Clambering up on to the top of the wall, I waited for Healy to do the same. He was bigger, slower, but seemed to move pretty smoothly. 'Looks like we're going to have to make a leap for it,' I said, turning to him. He didn't seem keen.
I aimed for a patch of grass slightly to the left, and just about hit it. The impact was hard, but not painful. I stood and looked back at Healy. He was sizing it up. A foot either side of the space I'd hit and he'd be landing on brick or stones and breaking an ankle. He glanced at me and then back to the patch he wanted to land on. Then he leapt across the river. As he landed, I heard a hard slapping noise: skin, bones and cartilage impacting against the ground. Mud kicked up, gravel spat away.
'You okay?' I said.
He nodded, moved gingerly. 'I'll survive.'
Now we were closer to the house it looked even bigger and more ominous than before. The opening in its front was a mouth. The windows that remained were eyes. Blackened moss ran from the bricks and was speckled around the entrances, like the house had coughed up its memories. Trees loomed, almost leaning in, as if drawn to the building. And there was a sudden lack of sound again.

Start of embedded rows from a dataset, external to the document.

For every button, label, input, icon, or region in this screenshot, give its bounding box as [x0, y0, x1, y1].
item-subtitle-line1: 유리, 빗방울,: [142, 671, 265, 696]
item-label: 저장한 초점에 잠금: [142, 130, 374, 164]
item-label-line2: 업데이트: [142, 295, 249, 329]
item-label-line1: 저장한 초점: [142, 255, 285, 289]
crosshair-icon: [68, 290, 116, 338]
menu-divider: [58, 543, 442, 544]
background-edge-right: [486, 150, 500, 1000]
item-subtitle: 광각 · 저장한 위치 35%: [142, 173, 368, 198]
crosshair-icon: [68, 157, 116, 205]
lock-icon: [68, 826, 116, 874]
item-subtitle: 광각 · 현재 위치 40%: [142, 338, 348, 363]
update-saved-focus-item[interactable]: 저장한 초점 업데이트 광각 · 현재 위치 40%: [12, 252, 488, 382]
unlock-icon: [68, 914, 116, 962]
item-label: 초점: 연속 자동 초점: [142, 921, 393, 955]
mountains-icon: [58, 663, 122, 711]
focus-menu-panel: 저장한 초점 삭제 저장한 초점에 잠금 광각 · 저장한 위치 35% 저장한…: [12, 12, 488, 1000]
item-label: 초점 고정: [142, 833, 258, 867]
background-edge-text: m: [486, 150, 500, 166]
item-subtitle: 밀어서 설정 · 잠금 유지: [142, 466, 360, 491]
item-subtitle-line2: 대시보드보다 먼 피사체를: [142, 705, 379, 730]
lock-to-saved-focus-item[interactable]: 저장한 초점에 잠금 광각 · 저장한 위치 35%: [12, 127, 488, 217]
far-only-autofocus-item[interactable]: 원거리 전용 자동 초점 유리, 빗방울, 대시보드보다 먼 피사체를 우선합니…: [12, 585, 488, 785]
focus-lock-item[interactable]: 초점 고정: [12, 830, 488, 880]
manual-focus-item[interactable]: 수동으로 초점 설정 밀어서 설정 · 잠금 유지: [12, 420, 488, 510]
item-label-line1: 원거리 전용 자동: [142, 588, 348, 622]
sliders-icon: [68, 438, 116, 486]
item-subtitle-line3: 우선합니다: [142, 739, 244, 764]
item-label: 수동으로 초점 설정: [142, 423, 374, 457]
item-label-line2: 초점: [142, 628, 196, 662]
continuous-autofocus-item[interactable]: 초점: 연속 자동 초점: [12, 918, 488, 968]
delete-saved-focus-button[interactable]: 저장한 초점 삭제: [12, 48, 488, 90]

The river. The rustle of the leaves.
But nothing else.
In my jacket pocket was Healy's torch. I flicked it on and shone it into the darkness of the house. The cone of light swept across the interior. There were two windows upstairs, both long since smashed through, huge branches reaching in from trees lining the rear of the building. Some of the original wooden floors remained, but they'd been chipped and scuffed, broken by falling branches and pieces of masonry. Rubble was scattered everywhere: stone, concrete, wood, tiles.
Further inside it was even colder. And now there was a noise. Very distant, but clearly audible. I turned to Healy.